2. Discuss Malory's narrative method, commenting on his apparent lack of interest in chronology of the sort usually found in the modern novel; his juxtaposition of plots and situations which serve to comment upon one another; his fondness for presenting crucial events offstage (such as the murders of Lot, Pellanor, Tristram, and Lamerok).
3. Trace Malory's development of Gawain's character. Is the characterization consistent? If it can be said that Gawain has certain consistent defects, can it also be said that he has consistent virtues?
4. Merlin sets up Arthur's kingdom partly through the agency of the Archbishop of Canterbury; the archbishop (sometimes called simply the bishop) also plays a part in the conclusion of the Morte d'Arthur. Is there any significance in this? Is there any significance in the fact that, like many of Arthur's knights, the archbishop at last becomes a hermit?
5. In the Grail section, both dreams and physical events are interpreted allegorically. Elsewhere, Malory and his characters rest content, for the most part, with the outer appearance of things. To what extent, if any, do earlier and later adventures have allegorical as well as literary meaning?
6. Discuss Malory's use of symbolic settings in Le Morte d'Arthur — for instance, Tentagil, the Castle of Maidens, Joyous Gard, Benwick, the Castle of Corbenic, and so forth.
7. Discuss the interrelationship of the following motifs in Malory's work: courtly love, married love, the knightly vow of friendship, fealty, revenge, the ravishing of maidens, the murder of knights, Christian devotion, diabolism.
8. In what way does the feud between Lot's house and Pellanor's house contribute to the fall of the Round Table?
9. In Le Morte d'Arthur, the medieval Christian ideal of renunciation of the world and the Renaissance concern with legitimate and illegitimate ambition stand in nervous equilibrium. Discuss this thesis as a means of accounting for Malory's ambivalent attitudes toward Launcelot, Gawain, Dynadin, and Tristram.
10. Point out specific instances of Malory's comic treatment of King Mark, Dynadin, and others, and comment on how the humor modifies Malory's theme.
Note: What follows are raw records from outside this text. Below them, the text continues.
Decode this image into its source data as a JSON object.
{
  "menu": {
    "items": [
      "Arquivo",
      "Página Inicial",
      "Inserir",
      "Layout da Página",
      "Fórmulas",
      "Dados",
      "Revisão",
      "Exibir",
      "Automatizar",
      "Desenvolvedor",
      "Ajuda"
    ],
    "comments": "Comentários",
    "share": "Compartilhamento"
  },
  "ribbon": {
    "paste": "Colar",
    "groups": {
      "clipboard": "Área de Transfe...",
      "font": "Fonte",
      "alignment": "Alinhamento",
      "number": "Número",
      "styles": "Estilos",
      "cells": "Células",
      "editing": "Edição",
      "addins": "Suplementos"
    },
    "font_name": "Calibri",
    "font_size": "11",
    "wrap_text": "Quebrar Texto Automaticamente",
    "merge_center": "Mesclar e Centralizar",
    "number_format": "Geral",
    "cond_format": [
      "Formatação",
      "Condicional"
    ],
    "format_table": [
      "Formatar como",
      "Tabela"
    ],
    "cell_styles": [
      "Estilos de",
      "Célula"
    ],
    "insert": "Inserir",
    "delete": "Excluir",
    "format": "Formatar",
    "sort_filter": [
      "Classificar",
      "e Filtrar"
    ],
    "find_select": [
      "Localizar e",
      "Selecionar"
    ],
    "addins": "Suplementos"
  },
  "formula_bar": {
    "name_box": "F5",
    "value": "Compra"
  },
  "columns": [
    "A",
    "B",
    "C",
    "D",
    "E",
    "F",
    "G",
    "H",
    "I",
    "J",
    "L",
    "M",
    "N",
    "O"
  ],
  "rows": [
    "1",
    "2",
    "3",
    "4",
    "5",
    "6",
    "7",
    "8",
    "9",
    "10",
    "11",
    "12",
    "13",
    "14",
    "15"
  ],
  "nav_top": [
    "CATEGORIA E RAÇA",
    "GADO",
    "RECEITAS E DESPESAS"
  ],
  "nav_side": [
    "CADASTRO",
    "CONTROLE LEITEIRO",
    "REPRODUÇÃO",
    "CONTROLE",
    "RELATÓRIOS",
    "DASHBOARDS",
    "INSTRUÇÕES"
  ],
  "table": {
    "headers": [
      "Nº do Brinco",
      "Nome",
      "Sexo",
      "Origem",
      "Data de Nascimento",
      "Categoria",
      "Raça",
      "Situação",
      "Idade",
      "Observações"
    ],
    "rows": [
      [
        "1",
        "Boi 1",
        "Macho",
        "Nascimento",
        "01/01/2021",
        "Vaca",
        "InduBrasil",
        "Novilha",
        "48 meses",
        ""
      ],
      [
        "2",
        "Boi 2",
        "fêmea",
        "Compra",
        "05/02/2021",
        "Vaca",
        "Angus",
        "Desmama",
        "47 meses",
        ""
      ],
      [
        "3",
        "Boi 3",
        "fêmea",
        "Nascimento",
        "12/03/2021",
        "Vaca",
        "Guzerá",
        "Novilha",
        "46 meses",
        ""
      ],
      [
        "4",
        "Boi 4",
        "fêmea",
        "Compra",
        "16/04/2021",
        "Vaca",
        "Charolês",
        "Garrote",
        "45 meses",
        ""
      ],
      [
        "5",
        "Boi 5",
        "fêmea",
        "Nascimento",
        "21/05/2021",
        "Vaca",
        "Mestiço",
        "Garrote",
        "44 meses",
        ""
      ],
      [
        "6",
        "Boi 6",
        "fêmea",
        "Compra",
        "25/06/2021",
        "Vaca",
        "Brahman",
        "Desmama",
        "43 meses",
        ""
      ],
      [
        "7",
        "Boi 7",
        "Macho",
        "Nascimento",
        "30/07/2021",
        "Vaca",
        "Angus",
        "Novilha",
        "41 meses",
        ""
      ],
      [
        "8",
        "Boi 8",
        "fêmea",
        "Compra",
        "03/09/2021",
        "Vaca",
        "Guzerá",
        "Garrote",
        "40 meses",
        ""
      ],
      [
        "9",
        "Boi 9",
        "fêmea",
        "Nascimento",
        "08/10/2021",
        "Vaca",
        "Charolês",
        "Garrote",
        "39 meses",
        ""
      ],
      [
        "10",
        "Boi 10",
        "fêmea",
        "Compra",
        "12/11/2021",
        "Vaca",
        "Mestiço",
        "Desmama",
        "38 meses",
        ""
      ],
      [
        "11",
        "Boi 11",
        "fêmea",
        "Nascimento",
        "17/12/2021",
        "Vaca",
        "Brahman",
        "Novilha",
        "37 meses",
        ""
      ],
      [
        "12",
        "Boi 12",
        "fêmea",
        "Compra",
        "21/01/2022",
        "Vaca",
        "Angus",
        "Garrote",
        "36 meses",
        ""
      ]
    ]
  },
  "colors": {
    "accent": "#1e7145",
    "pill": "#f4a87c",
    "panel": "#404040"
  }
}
11. What are the differences, for Malory, between ordinary people, witches or sorcerers, and devils?
12. Discuss Le Morte d'Arthur as a book for courtiers; as a book on kingship.
13. In "The Day of Destiny" Malory writes:
Lo, ye all Englysshemen, se ye nat what a myschyff here was? For he that was the moste kynge and nobelyst knyght of the worlde, and moste loved the felyshup of noble knyghtes, and by hym they all were upholdyn, and yet myght nat thes Englyshemen holde them contente with hym. Lo thus was the olde custom and usayges of thys londe, and men say that we of thys londe have nat yet loste that custom.
In what specific ways does Malory's book "ended the ninth yere of the reygne of King Edward the Fourth" comment on the contemporaneous political situation?
14. Discuss the survival of pagan myth in Le Morte d'Arthur. To what extent do pagan myths seem to be more or less consciously manipulated here? (Consider Gawain's waxing and waning powers, the myth of the Wasteland and the king wounded in the thigh, etc.)
15. Either by close analysis of one tale in relation to its nearest sources or by examination of one tale and the studies of sources listed in the bibliography, show exactly what Malory did in composing any given tale, and point out the relevance of Malory's additions or deletions to the theme of Le Morte d'Arthur.